Wireless data behavior.

SergiusPaulus

Active Member
Messages
597
Is wireless data bound by laws of space-time or is it free to behave outside of those laws? I’m wondering if wireless data could time travel? Wireless data does not have mass?
 

james

Junior Member
Messages
81
Hello SergiusPaulus, Interesting question. This would be subject to where the observer is. Wifi signals would be distorted/mutated by the timefields that they would be traveling through because a signal's carrier frequency is cycles per second and so if the seconds time rate changes, so does its frequency. If its frequency changes the transmission/receive will not be able to keep the communication in sync. This can be corrected depending on the application though. Do you have a specific application in mind?
 

SergiusPaulus

Active Member
Messages
597
Data on a computer is 0s and 1s, bits. When it’s transmitted via WIFI those bits are converted to energy. Then when received it is converted back to bits. That is my assumption. In its Wireless form can the data be manipulated in any way? I’m not experienced with WiFi so I’m shooting blind. When a device transmits via WiFi is that data in wireless form indefinitely or only a brief moment?
 

Mayhem

Senior Member
Zenith
Messages
6,746
Is wireless data bound by laws of space-time or is it free to behave outside of those laws? I’m wondering if wireless data could time travel? Wireless data does not have mass?
What do you actually want to do if you could send it somewhere past/future?
 

Beholder

Senior Member
Messages
1,032
Particle based energy is just another type of mass with less weight, which is constrained by the same rules. To send pure data back in time, you must find a way to reverse the direction of causality, so that particles in our time are affected by particles in the future rather than the past.

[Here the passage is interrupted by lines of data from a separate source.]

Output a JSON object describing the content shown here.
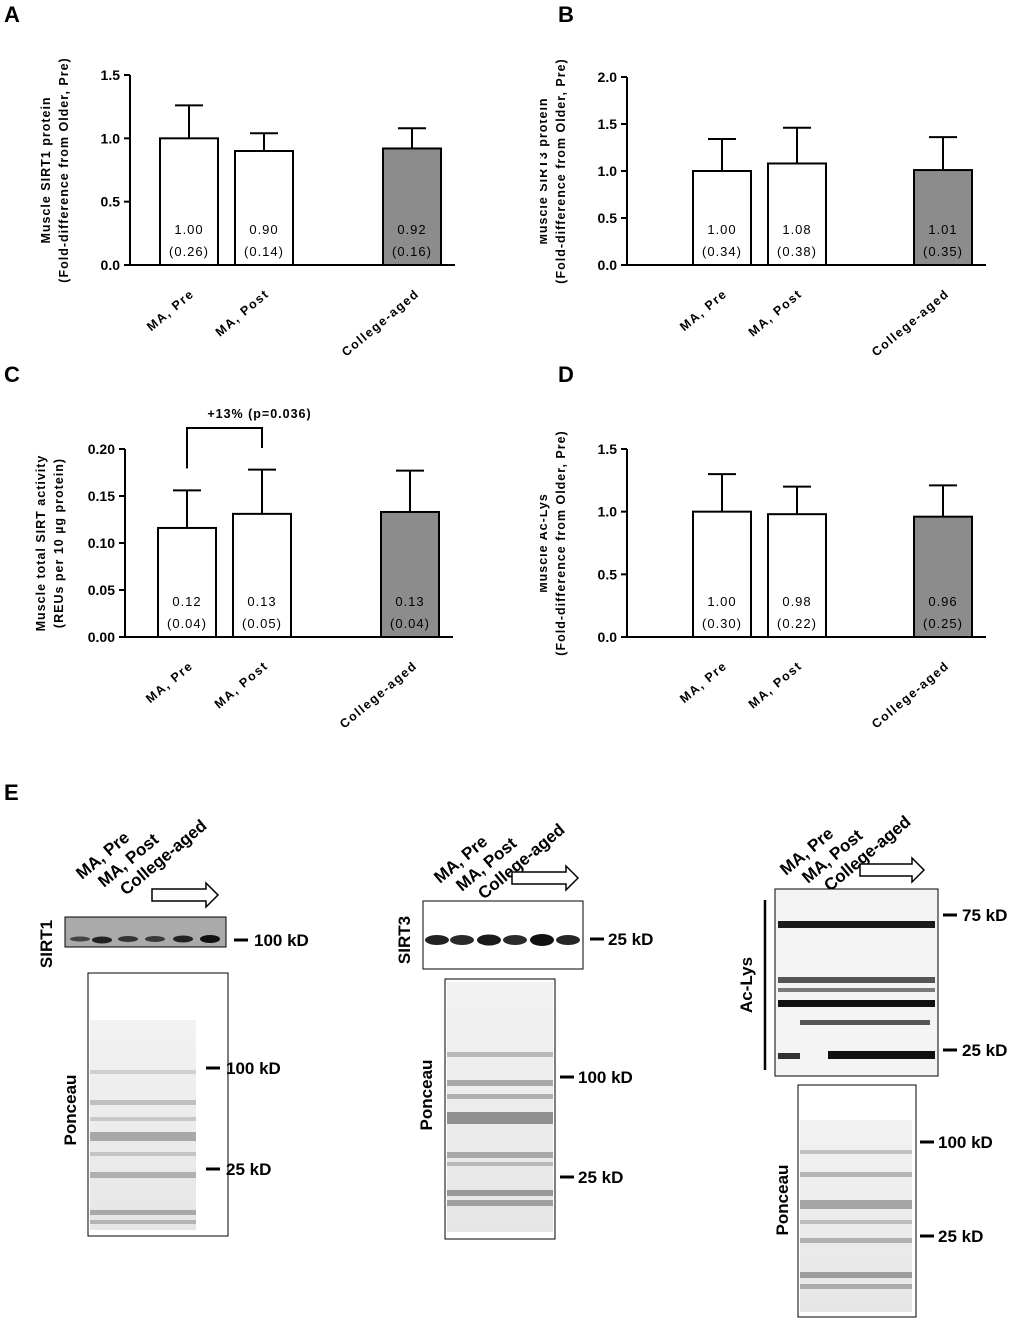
{
  "panels": {
    "a": "A",
    "b": "B",
    "c": "C",
    "d": "D",
    "e": "E"
  },
  "chart_data": [
    {
      "id": "A",
      "type": "bar",
      "title": "",
      "categories": [
        "MA, Pre",
        "MA, Post",
        "College-aged"
      ],
      "values": [
        1.0,
        0.9,
        0.92
      ],
      "errors": [
        0.26,
        0.14,
        0.16
      ],
      "value_labels": [
        "1.00",
        "0.90",
        "0.92"
      ],
      "sd_labels": [
        "(0.26)",
        "(0.14)",
        "(0.16)"
      ],
      "ylabel": [
        "Muscle SIRT1 protein",
        "(Fold-difference from Older, Pre)"
      ],
      "ylim": [
        0,
        1.5
      ],
      "yticks": [
        0.0,
        0.5,
        1.0,
        1.5
      ],
      "ytick_labels": [
        "0.0",
        "0.5",
        "1.0",
        "1.5"
      ],
      "bar_colors": [
        "#ffffff",
        "#ffffff",
        "#8c8c8c"
      ]
    },
    {
      "id": "B",
      "type": "bar",
      "title": "",
      "categories": [
        "MA, Pre",
        "MA, Post",
        "College-aged"
      ],
      "values": [
        1.0,
        1.08,
        1.01
      ],
      "errors": [
        0.34,
        0.38,
        0.35
      ],
      "value_labels": [
        "1.00",
        "1.08",
        "1.01"
      ],
      "sd_labels": [
        "(0.34)",
        "(0.38)",
        "(0.35)"
      ],
      "ylabel": [
        "Muscle SIRT3 protein",
        "(Fold-difference from Older, Pre)"
      ],
      "ylim": [
        0,
        2.0
      ],
      "yticks": [
        0.0,
        0.5,
        1.0,
        1.5,
        2.0
      ],
      "ytick_labels": [
        "0.0",
        "0.5",
        "1.0",
        "1.5",
        "2.0"
      ],
      "bar_colors": [
        "#ffffff",
        "#ffffff",
        "#8c8c8c"
      ]
    },
    {
      "id": "C",
      "type": "bar",
      "title": "",
      "categories": [
        "MA, Pre",
        "MA, Post",
        "College-aged"
      ],
      "values": [
        0.116,
        0.131,
        0.133
      ],
      "errors": [
        0.04,
        0.047,
        0.044
      ],
      "value_labels": [
        "0.12",
        "0.13",
        "0.13"
      ],
      "sd_labels": [
        "(0.04)",
        "(0.05)",
        "(0.04)"
      ],
      "ylabel": [
        "Muscle total SIRT activity",
        "(REUs per 10 µg protein)"
      ],
      "ylim": [
        0,
        0.2
      ],
      "yticks": [
        0.0,
        0.05,
        0.1,
        0.15,
        0.2
      ],
      "ytick_labels": [
        "0.00",
        "0.05",
        "0.10",
        "0.15",
        "0.20"
      ],
      "bar_colors": [
        "#ffffff",
        "#ffffff",
        "#8c8c8c"
      ],
      "annotation": "+13% (p=0.036)"
    },
    {
      "id": "D",
      "type": "bar",
      "title": "",
      "categories": [
        "MA, Pre",
        "MA, Post",
        "College-aged"
      ],
      "values": [
        1.0,
        0.98,
        0.96
      ],
      "errors": [
        0.3,
        0.22,
        0.25
      ],
      "value_labels": [
        "1.00",
        "0.98",
        "0.96"
      ],
      "sd_labels": [
        "(0.30)",
        "(0.22)",
        "(0.25)"
      ],
      "ylabel": [
        "Muscle Ac-Lys",
        "(Fold-difference from Older, Pre)"
      ],
      "ylim": [
        0,
        1.5
      ],
      "yticks": [
        0.0,
        0.5,
        1.0,
        1.5
      ],
      "ytick_labels": [
        "0.0",
        "0.5",
        "1.0",
        "1.5"
      ],
      "bar_colors": [
        "#ffffff",
        "#ffffff",
        "#8c8c8c"
      ]
    }
  ],
  "blots": [
    {
      "lane_labels": [
        "MA, Pre",
        "MA, Post",
        "College-aged"
      ],
      "protein_label": "SIRT1",
      "protein_marker": "100 kD",
      "ponceau_label": "Ponceau",
      "ponceau_markers": [
        "100 kD",
        "25 kD"
      ]
    },
    {
      "lane_labels": [
        "MA, Pre",
        "MA, Post",
        "College-aged"
      ],
      "protein_label": "SIRT3",
      "protein_marker": "25 kD",
      "ponceau_label": "Ponceau",
      "ponceau_markers": [
        "100 kD",
        "25 kD"
      ]
    },
    {
      "lane_labels": [
        "MA, Pre",
        "MA, Post",
        "College-aged"
      ],
      "protein_label": "Ac-Lys",
      "protein_markers": [
        "75 kD",
        "25 kD"
      ],
      "ponceau_label": "Ponceau",
      "ponceau_markers": [
        "100 kD",
        "25 kD"
      ]
    }
  ]
}
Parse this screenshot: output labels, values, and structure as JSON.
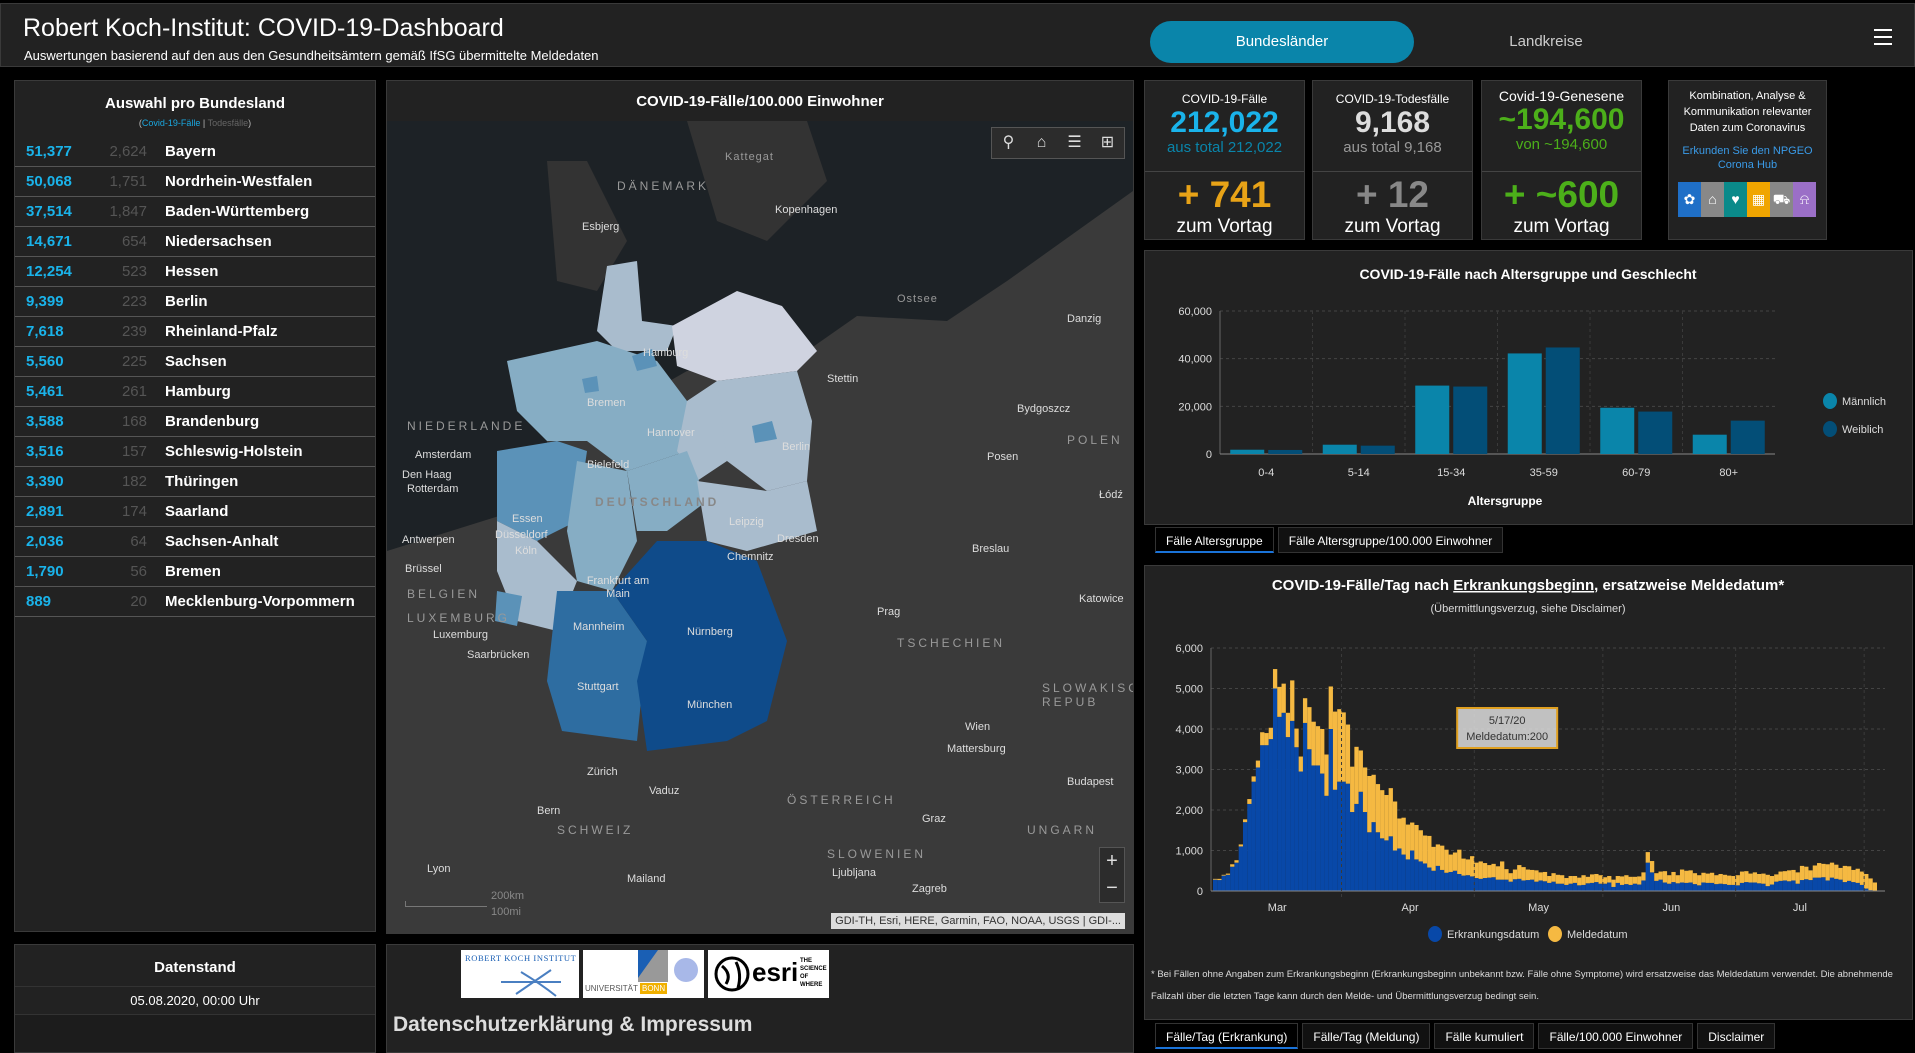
{
  "header": {
    "title": "Robert Koch-Institut: COVID-19-Dashboard",
    "subtitle": "Auswertungen basierend auf den aus den Gesundheitsämtern gemäß IfSG übermittelte Meldedaten",
    "nav": [
      {
        "label": "Bundesländer",
        "active": true
      },
      {
        "label": "Landkreise",
        "active": false
      }
    ],
    "menu_icon": "hamburger-menu-icon"
  },
  "state_list": {
    "title": "Auswahl pro Bundesland",
    "legend_open": "(",
    "legend_cases": "Covid-19-Fälle",
    "legend_sep": " | ",
    "legend_deaths": "Todesfälle",
    "legend_close": ")",
    "rows": [
      {
        "cases": "51,377",
        "deaths": "2,624",
        "name": "Bayern"
      },
      {
        "cases": "50,068",
        "deaths": "1,751",
        "name": "Nordrhein-Westfalen"
      },
      {
        "cases": "37,514",
        "deaths": "1,847",
        "name": "Baden-Württemberg"
      },
      {
        "cases": "14,671",
        "deaths": "654",
        "name": "Niedersachsen"
      },
      {
        "cases": "12,254",
        "deaths": "523",
        "name": "Hessen"
      },
      {
        "cases": "9,399",
        "deaths": "223",
        "name": "Berlin"
      },
      {
        "cases": "7,618",
        "deaths": "239",
        "name": "Rheinland-Pfalz"
      },
      {
        "cases": "5,560",
        "deaths": "225",
        "name": "Sachsen"
      },
      {
        "cases": "5,461",
        "deaths": "261",
        "name": "Hamburg"
      },
      {
        "cases": "3,588",
        "deaths": "168",
        "name": "Brandenburg"
      },
      {
        "cases": "3,516",
        "deaths": "157",
        "name": "Schleswig-Holstein"
      },
      {
        "cases": "3,390",
        "deaths": "182",
        "name": "Thüringen"
      },
      {
        "cases": "2,891",
        "deaths": "174",
        "name": "Saarland"
      },
      {
        "cases": "2,036",
        "deaths": "64",
        "name": "Sachsen-Anhalt"
      },
      {
        "cases": "1,790",
        "deaths": "56",
        "name": "Bremen"
      },
      {
        "cases": "889",
        "deaths": "20",
        "name": "Mecklenburg-Vorpommern"
      }
    ]
  },
  "datenstand": {
    "title": "Datenstand",
    "value": "05.08.2020, 00:00 Uhr"
  },
  "map": {
    "title": "COVID-19-Fälle/100.000 Einwohner",
    "tools": [
      "search-icon",
      "home-icon",
      "legend-list-icon",
      "basemap-gallery-icon"
    ],
    "zoom_in": "+",
    "zoom_out": "−",
    "attribution": "GDI-TH, Esri, HERE, Garmin, FAO, NOAA, USGS | GDI-...",
    "scale_km": "200km",
    "scale_mi": "100mi",
    "labels": {
      "countries": [
        "DÄNEMARK",
        "NIEDERLANDE",
        "BELGIEN",
        "LUXEMBURG",
        "POLEN",
        "TSCHECHIEN",
        "ÖSTERREICH",
        "SCHWEIZ",
        "SLOWENIEN",
        "UNGARN",
        "SLOWAKISCHE REPUB",
        "DEUTSCHLAND"
      ],
      "waters": [
        "Kattegat",
        "Ostsee"
      ],
      "cities": [
        "Kopenhagen",
        "Esbjerg",
        "Hamburg",
        "Bremen",
        "Stettin",
        "Danzig",
        "Bydgoszcz",
        "Amsterdam",
        "Den Haag",
        "Rotterdam",
        "Hannover",
        "Berlin",
        "Posen",
        "Bielefeld",
        "Łódź",
        "Essen",
        "Düsseldorf",
        "Antwerpen",
        "Leipzig",
        "Köln",
        "Dresden",
        "Chemnitz",
        "Breslau",
        "Brüssel",
        "Katowice",
        "Frankfurt am Main",
        "Prag",
        "Luxemburg",
        "Mannheim",
        "Nürnberg",
        "Saarbrücken",
        "Stuttgart",
        "München",
        "Wien",
        "Mattersburg",
        "Budapest",
        "Zürich",
        "Vaduz",
        "Graz",
        "Bern",
        "Ljubljana",
        "Lyon",
        "Zagreb",
        "Mailand"
      ]
    },
    "legend_colors": {
      "low": "#cfd3e0",
      "mid_low": "#a9bccd",
      "mid": "#86adc4",
      "mid_high": "#5b92b8",
      "high": "#2e6da1",
      "highest": "#0f4b8a"
    }
  },
  "footer": {
    "logos": [
      "ROBERT KOCH INSTITUT",
      "UNIVERSITÄT",
      "BONN",
      "esri",
      "THE SCIENCE OF WHERE"
    ],
    "privacy_link": "Datenschutzerklärung & Impressum"
  },
  "kpis": {
    "cases": {
      "label": "COVID-19-Fälle",
      "value": "212,022",
      "sub": "aus total 212,022",
      "delta": "+ 741",
      "delta_label": "zum Vortag",
      "color": "#1ab3ea",
      "delta_color": "#e8a317"
    },
    "deaths": {
      "label": "COVID-19-Todesfälle",
      "value": "9,168",
      "sub": "aus total 9,168",
      "delta": "+ 12",
      "delta_label": "zum Vortag",
      "color": "#dddddd",
      "delta_color": "#888888"
    },
    "recovered": {
      "label": "Covid-19-Genesene",
      "value": "~194,600",
      "sub": "von ~194,600",
      "delta": "+ ~600",
      "delta_label": "zum Vortag",
      "color": "#4caf1a",
      "delta_color": "#4caf1a"
    }
  },
  "hub": {
    "title": "Kombination, Analyse & Kommunikation relevanter Daten zum Coronavirus",
    "link": "Erkunden Sie den NPGEO Corona Hub",
    "icons": [
      {
        "name": "plant-hand-icon",
        "glyph": "✿",
        "color": "#1f6fc7"
      },
      {
        "name": "map-pin-houses-icon",
        "glyph": "⌂",
        "color": "#888888"
      },
      {
        "name": "heart-pulse-icon",
        "glyph": "♥",
        "color": "#0a8a8a"
      },
      {
        "name": "land-parcel-icon",
        "glyph": "▦",
        "color": "#f0a500"
      },
      {
        "name": "cars-icon",
        "glyph": "⛟",
        "color": "#888888"
      },
      {
        "name": "bell-tower-icon",
        "glyph": "⍾",
        "color": "#9b6fc7"
      }
    ]
  },
  "age_tabs": [
    {
      "label": "Fälle Altersgruppe",
      "active": true
    },
    {
      "label": "Fälle Altersgruppe/100.000 Einwohner",
      "active": false
    }
  ],
  "time_tabs": [
    {
      "label": "Fälle/Tag (Erkrankung)",
      "active": true
    },
    {
      "label": "Fälle/Tag (Meldung)",
      "active": false
    },
    {
      "label": "Fälle kumuliert",
      "active": false
    },
    {
      "label": "Fälle/100.000 Einwohner",
      "active": false
    },
    {
      "label": "Disclaimer",
      "active": false
    }
  ],
  "time_chart_meta": {
    "subtitle": "(Übermittlungsverzug, siehe Disclaimer)",
    "title_pre": "COVID-19-Fälle/Tag nach ",
    "title_link": "Erkrankungsbeginn",
    "title_post": ", ersatzweise Meldedatum*",
    "tooltip_date": "5/17/20",
    "tooltip_value": "Meldedatum:200",
    "footnote": "* Bei Fällen ohne Angaben zum Erkrankungsbeginn (Erkrankungsbeginn unbekannt bzw. Fälle ohne Symptome) wird ersatzweise das Meldedatum verwendet. Die abnehmende Fallzahl über die letzten Tage kann durch den Melde- und Übermittlungsverzug bedingt sein."
  },
  "chart_data": [
    {
      "type": "bar",
      "title": "COVID-19-Fälle nach Altersgruppe und Geschlecht",
      "xlabel": "Altersgruppe",
      "ylabel": "",
      "categories": [
        "0-4",
        "5-14",
        "15-34",
        "35-59",
        "60-79",
        "80+"
      ],
      "series": [
        {
          "name": "Männlich",
          "color": "#0a85aa",
          "values": [
            1800,
            3900,
            28700,
            42200,
            19400,
            8100
          ]
        },
        {
          "name": "Weiblich",
          "color": "#034e77",
          "values": [
            1700,
            3500,
            28300,
            44700,
            17800,
            14000
          ]
        }
      ],
      "ylim": [
        0,
        60000
      ],
      "yticks": [
        "0",
        "20,000",
        "40,000",
        "60,000"
      ],
      "grid": true,
      "legend": "right"
    },
    {
      "type": "bar",
      "stacked": true,
      "title": "COVID-19-Fälle/Tag nach Erkrankungsbeginn, ersatzweise Meldedatum*",
      "xlabel": "",
      "ylabel": "",
      "x_tick_labels": [
        "Mar",
        "Apr",
        "May",
        "Jun",
        "Jul"
      ],
      "yticks": [
        "0",
        "1,000",
        "2,000",
        "3,000",
        "4,000",
        "5,000",
        "6,000"
      ],
      "ylim": [
        0,
        6000
      ],
      "grid": true,
      "legend": "bottom",
      "x_start": "2020-02-15",
      "series": [
        {
          "name": "Erkrankungsdatum",
          "color": "#0848a8",
          "values": [
            280,
            270,
            380,
            400,
            600,
            700,
            1100,
            1700,
            2150,
            2700,
            3050,
            3600,
            3600,
            3750,
            5000,
            4300,
            4400,
            3800,
            4200,
            3550,
            2950,
            4150,
            3500,
            3100,
            3100,
            2900,
            2350,
            4000,
            2500,
            2700,
            2700,
            2650,
            1950,
            2150,
            2450,
            1950,
            1450,
            1700,
            1450,
            1300,
            1250,
            1350,
            1000,
            1050,
            900,
            780,
            1000,
            780,
            730,
            680,
            580,
            500,
            620,
            520,
            450,
            470,
            500,
            420,
            380,
            390,
            360,
            320,
            300,
            320,
            330,
            340,
            280,
            280,
            280,
            230,
            290,
            300,
            260,
            270,
            280,
            230,
            260,
            240,
            200,
            230,
            180,
            180,
            150,
            180,
            200,
            140,
            150,
            190,
            200,
            220,
            180,
            180,
            210,
            100,
            200,
            150,
            170,
            150,
            180,
            160,
            260,
            700,
            460,
            250,
            280,
            210,
            180,
            220,
            190,
            210,
            200,
            210,
            170,
            140,
            210,
            200,
            200,
            170,
            180,
            170,
            150,
            150,
            140,
            200,
            220,
            210,
            210,
            190,
            180,
            120,
            160,
            230,
            250,
            260,
            240,
            260,
            180,
            270,
            290,
            270,
            330,
            330,
            340,
            260,
            330,
            300,
            280,
            220,
            250,
            220,
            200,
            150,
            60,
            20,
            10
          ]
        },
        {
          "name": "Meldedatum",
          "color": "#f5b942",
          "values": [
            20,
            30,
            20,
            30,
            60,
            60,
            50,
            70,
            120,
            130,
            170,
            320,
            300,
            280,
            480,
            740,
            720,
            600,
            1000,
            460,
            370,
            610,
            1040,
            1080,
            970,
            1100,
            1020,
            1050,
            1930,
            1790,
            1710,
            1460,
            1120,
            1410,
            1020,
            1100,
            1390,
            1170,
            1190,
            1190,
            1120,
            1190,
            1210,
            740,
            910,
            860,
            690,
            850,
            770,
            690,
            780,
            590,
            530,
            600,
            570,
            430,
            450,
            600,
            420,
            390,
            500,
            380,
            430,
            370,
            310,
            330,
            330,
            450,
            260,
            210,
            240,
            340,
            330,
            260,
            240,
            280,
            200,
            230,
            170,
            210,
            220,
            210,
            170,
            190,
            170,
            190,
            240,
            160,
            210,
            200,
            210,
            160,
            160,
            180,
            170,
            210,
            220,
            200,
            170,
            200,
            200,
            260,
            280,
            190,
            200,
            280,
            210,
            250,
            200,
            320,
            300,
            300,
            270,
            250,
            240,
            230,
            250,
            220,
            240,
            230,
            230,
            220,
            250,
            280,
            270,
            220,
            250,
            230,
            250,
            280,
            210,
            180,
            230,
            230,
            270,
            260,
            280,
            350,
            310,
            240,
            300,
            360,
            330,
            400,
            370,
            350,
            290,
            400,
            360,
            300,
            350,
            330,
            360,
            290,
            200,
            320,
            400
          ]
        }
      ]
    }
  ]
}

To understand how one might reverse causality, one can first create a better theory to explain quantum physics by observing superfluids, dissecting human brains, doing experiments with lasers, playing around with quantum computers or comparing simulations with data from supercolliders.
 

PaulaJedi

Survivor
Zenith
Messages
8,865
I am not a physicist and know very little of this topic and often need @Harte to help me out, so I will simply pose this as questions.
Celestial objects give off signals, right? So, how would you isolate the wireless data so it wouldn't mix with all those waves out there? Wouldn't you need a some sort of receiver at the other end? We use routers and switches now to manipulate wifi signals now. (I'm not even sure how we currently separate the wifi signals from others, to be honest). So, how would be mimic what we currently use in a larger scale?
 

Beholder

Senior Member
Messages
1,032
I am not a physicist and know very little of this topic and often need @Harte to help me out, so I will simply pose this as questions.
Celestial objects give off signals, right? So, how would you isolate the wireless data so it wouldn't mix with all those waves out there? Wouldn't you need a some sort of receiver at the other end? We use routers and switches now to manipulate wifi signals now. (I'm not even sure how we currently separate the wifi signals from others, to be honest). So, how would be mimic what we currently use in a larger scale?
Wifi uses 2.4 GHz for normal range and 5.0 Ghz for when too many neighbors are using 2.4 GHz wifi at the same time. The shorter the wavelength is, the earlier it will be diffused by bending around and arriving at different times. Once there are not too many antennas reading the same signals, they have time slots assigned for avoiding conflicts, but collisions will still occur if two new users try to grab the same timeslot at the same time, in which they may wait for a random duration.

For an experiment, it would be better to just use Bluetooth modules, which has an effective range of around 10 meters and can be played around with without causing any disruption for neighbors. Using lower frequencies than Wifi as a beginner might crash airplanes and disrupt emergency services from putting out the fires. :X3:

One can also communicate using laser or an ethernet cable.
 

james

Junior Member
Messages
81
So all of these actions (wifi frequencies, light from stars, and quantum processes) are time-shifted (or redshifted in astronomy) by the timefields they are subjected to when traversing them (usually caused by a gravity source). So, what we need to create for the wifi signal is a tunnel composed of a singular timefield linking two separate timefields.